British Council enhances international learning 

In local school curriculum with Education Ministry support



This year, 144 schools from remote and urban areas of Anuradhapura, Polonnaruwa, Batticaloa, Badulla, Bandarawela, Colombo, Galle, Matara, Hambantota, Jaffna, Kandy, Ratnapura, Kegalle and Kurunegala received the ‘British Council International School Award’ at the awards ceremony held at the Eagles Lakeside banquet hall in Attidiya, Dehiwela, yesterday.


The Secretary to the Education Ministry, Upali Marasinghe was the chief guest. The ceremony was attended by hundreds of students, parents, teachers, and principals from schools island-wide.


The British Council International School Award (ISA) is an accreditation scheme that recognises and celebrates exemplary practices of internationalism in schools. ISA encourages schools to collaborate and innovate with overseas schools to create an enriching learning experience for students through the use of information technology, creative informative practices and a practical context for learning.


Schools that participate in ISA begin by drafting an action plan for an academic year with a minimum of seven projects related to international dimensions covering a range of subject areas and age groups. The schools record their work and present a dossier of evidence that is assessed by a panel. Schools that are successful in meeting the assessment criteria are awarded the accreditation for a period of three years.

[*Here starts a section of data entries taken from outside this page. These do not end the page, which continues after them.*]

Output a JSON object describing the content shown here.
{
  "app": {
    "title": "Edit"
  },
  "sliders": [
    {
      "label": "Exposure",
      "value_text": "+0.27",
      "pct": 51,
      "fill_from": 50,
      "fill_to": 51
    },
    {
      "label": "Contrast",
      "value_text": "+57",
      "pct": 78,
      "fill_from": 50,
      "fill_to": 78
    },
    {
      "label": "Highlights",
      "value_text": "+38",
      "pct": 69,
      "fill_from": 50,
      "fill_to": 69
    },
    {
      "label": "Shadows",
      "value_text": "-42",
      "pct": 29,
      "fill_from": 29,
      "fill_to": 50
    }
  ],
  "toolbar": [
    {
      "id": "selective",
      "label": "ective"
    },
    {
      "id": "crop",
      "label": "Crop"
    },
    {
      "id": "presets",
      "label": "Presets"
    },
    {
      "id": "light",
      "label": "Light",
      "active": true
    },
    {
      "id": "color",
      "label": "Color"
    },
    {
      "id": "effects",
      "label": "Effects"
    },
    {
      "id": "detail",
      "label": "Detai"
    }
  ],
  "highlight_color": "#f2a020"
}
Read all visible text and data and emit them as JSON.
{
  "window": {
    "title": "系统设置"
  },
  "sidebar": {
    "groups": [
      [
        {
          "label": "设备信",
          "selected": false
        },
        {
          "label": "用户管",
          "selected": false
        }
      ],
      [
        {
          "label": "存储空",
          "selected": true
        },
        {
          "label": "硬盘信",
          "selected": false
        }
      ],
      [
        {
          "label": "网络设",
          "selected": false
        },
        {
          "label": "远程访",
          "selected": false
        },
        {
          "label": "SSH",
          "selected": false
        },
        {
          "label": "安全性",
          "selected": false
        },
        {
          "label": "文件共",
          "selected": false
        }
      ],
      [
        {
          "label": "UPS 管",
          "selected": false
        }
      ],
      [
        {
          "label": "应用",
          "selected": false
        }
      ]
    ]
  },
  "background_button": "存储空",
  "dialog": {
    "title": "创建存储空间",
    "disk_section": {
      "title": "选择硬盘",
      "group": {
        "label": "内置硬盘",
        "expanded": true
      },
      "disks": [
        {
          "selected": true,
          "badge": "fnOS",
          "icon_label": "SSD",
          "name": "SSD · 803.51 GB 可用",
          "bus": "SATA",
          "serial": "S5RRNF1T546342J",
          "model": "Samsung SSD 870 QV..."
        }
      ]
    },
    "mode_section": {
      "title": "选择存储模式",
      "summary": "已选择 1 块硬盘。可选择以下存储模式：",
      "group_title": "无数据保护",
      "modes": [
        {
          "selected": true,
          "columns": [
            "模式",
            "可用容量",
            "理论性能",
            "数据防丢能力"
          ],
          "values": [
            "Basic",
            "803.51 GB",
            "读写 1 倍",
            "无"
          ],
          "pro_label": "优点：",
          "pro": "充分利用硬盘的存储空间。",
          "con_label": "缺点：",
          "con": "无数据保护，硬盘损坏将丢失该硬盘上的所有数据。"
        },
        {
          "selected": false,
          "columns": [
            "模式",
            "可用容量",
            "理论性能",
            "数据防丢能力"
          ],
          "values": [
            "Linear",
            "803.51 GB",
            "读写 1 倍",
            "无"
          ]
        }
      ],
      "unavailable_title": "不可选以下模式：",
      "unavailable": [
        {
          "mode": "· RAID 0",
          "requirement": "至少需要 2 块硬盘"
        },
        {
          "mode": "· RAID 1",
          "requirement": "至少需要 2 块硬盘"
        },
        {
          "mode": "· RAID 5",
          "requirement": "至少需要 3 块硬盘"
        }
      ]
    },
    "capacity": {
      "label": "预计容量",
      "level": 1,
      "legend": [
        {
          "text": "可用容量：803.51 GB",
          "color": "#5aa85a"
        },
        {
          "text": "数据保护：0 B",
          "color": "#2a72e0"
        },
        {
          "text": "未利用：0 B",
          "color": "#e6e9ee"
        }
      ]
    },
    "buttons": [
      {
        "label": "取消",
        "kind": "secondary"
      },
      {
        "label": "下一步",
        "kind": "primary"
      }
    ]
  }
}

The Country Director of British Council Sri Lanka, Keith Davies OBE, commented on the ISA scheme. He said, "One of our most important programs with schools is called ‘Connecting Classrooms’ - a global education program offered by the British Council and UK Aid, which supports teachers and school leaders in over 50 countries.


"This program aims to create an enhanced teacher-learning experience while developing young people’s skills required for the global economy. It provides opportunities for schools, students and teachers in Sri Lanka to digitally engage, connect and interact with their counterparts in the UK and other countries. I am delighted that our work with schools through this programme touches all parts of Sri Lanka including more than 500 schools across all nine provinces."


The program reaps many benefits for students and teachers alike. It helps design, develop and implement international activities in schools which develop global awareness in both teachers and students across a range of subjects. It also optimizes their opportunities for networking, while the award itself gives a sense of recognition to the schools.


One of the main advantages of being a part of Connecting Classrooms is the accessibility and connectivity provided by the British Council’s ‘School’s Online’ website (schoolsonline.britishcouncil.org) This portal provides opportunities for teachers in Sri Lanka to collaborate with partner schools of other countries in a direct and engaging manner.


The program combines opportunities for face to face interaction for pupils and teachers around the world and increasingly utilises ICT and digital media to allow schools, students, and teachers in Sri Lanka to engage, connect and interact with their counterparts in UK and other countries.


The British Council in partnership with the Ministry of Education hopes to reach out to 200 schools next year, promoting the integration of an international and global learning to the local curriculum.